Vous ai-je dit que cet album surprend !?!? Et bien, vous n’êtes pas au bout de votre flabergastage, mes amis ! Sur la prochaine toune, Key to THA MOTHAFUCKIN Gate, on entend pour la première (et seule ?) fois Varg Vikernes RAPPER !!! Ici, c’est Yé qui s’occupe de la prod, fort luxuriante et bling bling, pendant que Louis Cachet crache son fiel dans l’micro… Et malgré l’accent norvégien, le mec a du FLOW !!! Il envoie paitre Emmanuel Macron, les policiers qui ont osé le réveiller un doux matin de juillet 2013, le réalisateur du film « Lords of Chaos » (« One Fake and Sorry SOB, when I think about him, I feel STABBY », de dire le maître incontesté de la savate et du diss, apparement !). Encore une fois le pauvre Euronymous n’est pas épargné… « If I could go back in time, I wouldn’t change a thing… I’d still stab you’ bitch ass a thousand times ». Il se permet même un dig (sympa) à sa femme Marie Cachet, critiquant son récent pot-au-feu racines et courgettes (Yo bitch ! That shit was nasty ! Next time instead, feed me yo’ pussy ! »).

L’album se conclue ensuite sur la pièce de résistance My Beautiful Det Som Engang Var… Ré-imagination du morceau d’ouverture du troisième album de Burzum mais fusionné avec l’esthétique grandiloquente du plus célèbre album de Kanye. Impossible de parler de ce morceau de bravoure. Il faut en faire l’expérience. Quand Pusha T chante « My cancellation INCOMIN, but tha DOLLA to feat on this is too TEMPTIN ! Nigg*, what can I say ? My conscience ain’t shit ; as long as the dough keeps on’ PILIN ! », on le sent au plus profond de notre être…
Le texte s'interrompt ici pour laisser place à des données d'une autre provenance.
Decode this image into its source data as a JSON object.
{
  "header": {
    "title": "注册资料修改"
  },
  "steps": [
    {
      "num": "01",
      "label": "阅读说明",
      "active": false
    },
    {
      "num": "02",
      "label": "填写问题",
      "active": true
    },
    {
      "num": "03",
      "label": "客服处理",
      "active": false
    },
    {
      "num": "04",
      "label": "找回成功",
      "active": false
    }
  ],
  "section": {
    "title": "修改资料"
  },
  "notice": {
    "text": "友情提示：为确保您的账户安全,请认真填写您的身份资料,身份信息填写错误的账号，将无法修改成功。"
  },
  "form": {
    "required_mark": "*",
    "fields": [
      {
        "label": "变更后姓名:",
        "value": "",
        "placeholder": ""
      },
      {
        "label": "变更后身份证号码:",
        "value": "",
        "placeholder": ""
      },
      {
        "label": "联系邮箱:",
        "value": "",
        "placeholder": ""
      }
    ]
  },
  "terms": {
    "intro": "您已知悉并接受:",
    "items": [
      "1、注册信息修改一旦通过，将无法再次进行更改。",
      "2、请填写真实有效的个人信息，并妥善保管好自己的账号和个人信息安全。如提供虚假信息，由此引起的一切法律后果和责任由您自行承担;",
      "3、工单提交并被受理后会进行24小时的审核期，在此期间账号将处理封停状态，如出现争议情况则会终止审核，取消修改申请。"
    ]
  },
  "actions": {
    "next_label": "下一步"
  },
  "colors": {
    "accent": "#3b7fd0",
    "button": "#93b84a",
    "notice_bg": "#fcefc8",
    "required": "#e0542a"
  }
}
Donc, SANS PLUS TARDER, vous DEVEZ écouter cette merveille avant qu’il soit impossible de le faire. On s’entend que ça va rester un gros 5 heures sur les internets avant d’être interdit. Vous pourrez cependant vous commander une copie vinyle sur un site Angelfire louche tenu par un dude qui vend aussi du Goatmoon et du RAC.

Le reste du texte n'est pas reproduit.